Getting sick of hearing about babies? Let’s switch gears and talk about D E A T H.

The babynames package also includes cohort life tables based on data from the US Social Security Administration. What are life tables? They’re demographic tools that are used to analyze death rates and calculate life expectancies at various ages and across time.

Let’s get a look at the data:

kable(head(lifetables))
x qx lx dx Lx Tx ex sex year
0 0.14596 100000 14596 90026 5151511 51.52 M 1900
1 0.03282 85404 2803 84003 5061484 59.26 M 1900
2 0.01634 82601 1350 81926 4977482 60.26 M 1900
3 0.01052 81251 855 80824 4895556 60.25 M 1900
4 0.00875 80397 703 80045 4814732 59.89 M 1900
5 0.00628 79693 501 79443 4734687 59.41 M 1900

Columns of interest:

  • x = Age in years.
  • qx = Mortality rate at age x, basically the probability of dying during that age interval.
  • ex = Expectation of further life for an individual of age x.
  • year = Birth cohort, a hypothetical population of 100,000 individuals born in that year.
  • sex = You can probably figure this one out.

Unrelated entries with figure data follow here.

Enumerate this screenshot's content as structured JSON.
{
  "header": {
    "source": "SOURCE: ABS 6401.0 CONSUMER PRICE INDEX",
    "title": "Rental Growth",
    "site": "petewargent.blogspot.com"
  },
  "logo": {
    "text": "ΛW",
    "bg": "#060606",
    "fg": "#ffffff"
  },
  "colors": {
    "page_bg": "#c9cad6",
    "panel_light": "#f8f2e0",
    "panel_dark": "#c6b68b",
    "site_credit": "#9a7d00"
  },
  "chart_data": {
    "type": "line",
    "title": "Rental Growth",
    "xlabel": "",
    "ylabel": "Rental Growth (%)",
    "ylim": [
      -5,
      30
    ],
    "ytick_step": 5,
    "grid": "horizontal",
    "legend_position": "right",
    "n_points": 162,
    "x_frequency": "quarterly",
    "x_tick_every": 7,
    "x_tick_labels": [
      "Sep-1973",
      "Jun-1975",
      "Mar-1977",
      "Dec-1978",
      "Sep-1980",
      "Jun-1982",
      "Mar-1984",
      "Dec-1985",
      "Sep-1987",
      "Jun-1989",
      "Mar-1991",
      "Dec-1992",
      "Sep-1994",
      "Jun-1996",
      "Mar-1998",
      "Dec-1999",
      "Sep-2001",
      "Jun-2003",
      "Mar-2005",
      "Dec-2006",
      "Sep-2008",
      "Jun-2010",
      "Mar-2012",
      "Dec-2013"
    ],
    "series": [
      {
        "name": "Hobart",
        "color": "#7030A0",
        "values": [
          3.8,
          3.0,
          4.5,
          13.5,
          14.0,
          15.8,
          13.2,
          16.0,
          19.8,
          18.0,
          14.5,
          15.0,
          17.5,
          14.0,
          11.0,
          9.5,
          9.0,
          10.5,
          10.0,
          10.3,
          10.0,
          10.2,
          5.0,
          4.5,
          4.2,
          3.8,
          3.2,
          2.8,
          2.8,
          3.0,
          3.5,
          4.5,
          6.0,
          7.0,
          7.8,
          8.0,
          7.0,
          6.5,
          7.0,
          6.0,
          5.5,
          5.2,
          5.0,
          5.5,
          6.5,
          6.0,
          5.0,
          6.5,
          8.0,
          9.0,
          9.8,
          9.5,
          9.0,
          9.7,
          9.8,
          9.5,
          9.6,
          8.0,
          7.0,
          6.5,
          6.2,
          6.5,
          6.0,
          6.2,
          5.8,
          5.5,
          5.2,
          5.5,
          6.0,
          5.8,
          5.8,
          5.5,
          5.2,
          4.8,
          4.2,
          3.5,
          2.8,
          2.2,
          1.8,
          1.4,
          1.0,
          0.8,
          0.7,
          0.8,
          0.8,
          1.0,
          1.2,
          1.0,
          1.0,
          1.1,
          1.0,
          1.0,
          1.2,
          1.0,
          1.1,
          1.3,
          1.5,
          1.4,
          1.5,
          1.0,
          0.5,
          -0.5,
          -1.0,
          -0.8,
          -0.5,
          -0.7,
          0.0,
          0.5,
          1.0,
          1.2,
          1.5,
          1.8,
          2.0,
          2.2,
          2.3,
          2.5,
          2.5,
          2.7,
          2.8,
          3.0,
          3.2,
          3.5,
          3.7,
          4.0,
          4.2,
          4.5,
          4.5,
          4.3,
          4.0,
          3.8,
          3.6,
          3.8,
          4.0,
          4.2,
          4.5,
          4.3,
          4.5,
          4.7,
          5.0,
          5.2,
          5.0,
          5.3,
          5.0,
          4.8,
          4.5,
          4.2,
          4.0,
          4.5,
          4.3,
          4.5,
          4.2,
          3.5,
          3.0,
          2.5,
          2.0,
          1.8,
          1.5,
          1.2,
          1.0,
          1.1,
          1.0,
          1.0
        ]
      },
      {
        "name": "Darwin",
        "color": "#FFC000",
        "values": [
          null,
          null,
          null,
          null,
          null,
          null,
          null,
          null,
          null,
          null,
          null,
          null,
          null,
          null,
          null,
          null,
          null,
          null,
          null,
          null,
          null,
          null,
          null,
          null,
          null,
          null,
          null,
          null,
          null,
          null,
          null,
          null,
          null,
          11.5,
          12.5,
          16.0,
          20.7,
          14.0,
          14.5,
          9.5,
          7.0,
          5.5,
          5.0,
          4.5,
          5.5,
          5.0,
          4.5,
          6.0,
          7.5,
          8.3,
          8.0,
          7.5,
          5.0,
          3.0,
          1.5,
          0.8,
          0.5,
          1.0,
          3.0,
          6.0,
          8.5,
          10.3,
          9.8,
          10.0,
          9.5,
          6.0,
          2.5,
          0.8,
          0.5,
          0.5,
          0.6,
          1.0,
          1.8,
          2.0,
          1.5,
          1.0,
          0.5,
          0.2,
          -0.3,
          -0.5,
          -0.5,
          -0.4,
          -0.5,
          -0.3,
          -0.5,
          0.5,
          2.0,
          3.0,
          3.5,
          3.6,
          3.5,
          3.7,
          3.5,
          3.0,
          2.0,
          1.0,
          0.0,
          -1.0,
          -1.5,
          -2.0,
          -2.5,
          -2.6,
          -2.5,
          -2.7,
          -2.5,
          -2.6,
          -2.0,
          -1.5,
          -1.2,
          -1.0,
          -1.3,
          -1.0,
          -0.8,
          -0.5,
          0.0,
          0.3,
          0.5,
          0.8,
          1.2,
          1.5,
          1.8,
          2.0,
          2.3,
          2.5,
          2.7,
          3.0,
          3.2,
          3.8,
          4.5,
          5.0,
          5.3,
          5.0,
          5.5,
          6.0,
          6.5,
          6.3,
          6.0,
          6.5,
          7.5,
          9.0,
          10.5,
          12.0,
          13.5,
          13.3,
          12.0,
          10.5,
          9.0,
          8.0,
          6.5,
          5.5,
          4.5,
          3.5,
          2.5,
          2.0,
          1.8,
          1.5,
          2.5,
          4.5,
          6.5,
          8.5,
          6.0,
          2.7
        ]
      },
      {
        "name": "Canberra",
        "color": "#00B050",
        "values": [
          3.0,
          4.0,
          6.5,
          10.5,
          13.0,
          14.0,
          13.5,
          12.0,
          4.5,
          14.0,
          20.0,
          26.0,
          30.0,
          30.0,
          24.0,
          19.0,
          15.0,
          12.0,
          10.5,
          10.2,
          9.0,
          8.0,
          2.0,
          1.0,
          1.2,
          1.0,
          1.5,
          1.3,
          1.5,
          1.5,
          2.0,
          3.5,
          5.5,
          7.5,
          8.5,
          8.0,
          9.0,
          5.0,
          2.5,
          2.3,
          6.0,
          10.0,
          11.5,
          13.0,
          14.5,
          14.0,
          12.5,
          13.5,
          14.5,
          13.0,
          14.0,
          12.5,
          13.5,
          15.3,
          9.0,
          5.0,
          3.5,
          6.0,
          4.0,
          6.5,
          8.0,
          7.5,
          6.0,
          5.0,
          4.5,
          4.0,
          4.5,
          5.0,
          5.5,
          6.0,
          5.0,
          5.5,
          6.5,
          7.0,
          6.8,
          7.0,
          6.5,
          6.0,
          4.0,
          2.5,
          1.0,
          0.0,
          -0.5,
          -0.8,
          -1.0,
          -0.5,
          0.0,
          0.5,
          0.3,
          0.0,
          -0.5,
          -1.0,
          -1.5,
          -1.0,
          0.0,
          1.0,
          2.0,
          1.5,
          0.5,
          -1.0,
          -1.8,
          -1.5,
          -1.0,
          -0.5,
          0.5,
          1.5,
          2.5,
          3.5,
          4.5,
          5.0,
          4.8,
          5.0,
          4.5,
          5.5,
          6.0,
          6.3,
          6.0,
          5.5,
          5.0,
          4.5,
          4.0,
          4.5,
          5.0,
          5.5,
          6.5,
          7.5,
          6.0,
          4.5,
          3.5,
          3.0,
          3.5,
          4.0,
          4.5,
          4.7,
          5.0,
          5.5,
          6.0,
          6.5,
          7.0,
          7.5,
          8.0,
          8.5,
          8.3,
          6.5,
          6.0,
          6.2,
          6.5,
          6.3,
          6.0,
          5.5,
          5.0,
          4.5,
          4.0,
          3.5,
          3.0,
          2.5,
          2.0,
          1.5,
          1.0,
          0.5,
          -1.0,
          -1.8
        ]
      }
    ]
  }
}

Problem 9: Cohort mortality rates by sex

Let’s start by making two plots of the mortality rate (qx) against age, and you can use whatever colors you want.

In the first plot, stratify (color) by birth cohort (year) and facet by sex. Note that because year is coded as a continuous value, you’ll want to convert it to a character or factor when plotting (use as.character(year) when it appears in your code).

In the second plot, stratify by sex and facet by year.

Probabilities of death get quite high at very old or young ages, so let’s zoom in on the plot using coord_cartesian() with x and y limits (just add this to your plots):

coord_cartesian(xlim = c(0, 80), ylim = c(0, 0.025))

Answer the following questions about this code and its plot:

  • What broad patterns are better illustrated in the first plot?
  • What broad patterns are better illustrated in the second plot?
  • What unusual features do you see (in either plot), and what could explain them?

Problem 10: Change in life expectancies by sex

How has life expectancy at birth changed over time, and how does this differ between males and females? To visualize this, plot the life expectancy at age 0 only for each birth cohort, using both points and lines, and color by sex. This time, don’t set limits for x or y.

Answer the following questions about this code and its plot:

  • How has life expectancy changed between 1900 and 2010?
  • How do life expectancies differ between males and females?
  • Has the male-female life-expectancy gap closed, widened, or stayed the same over the last century or so?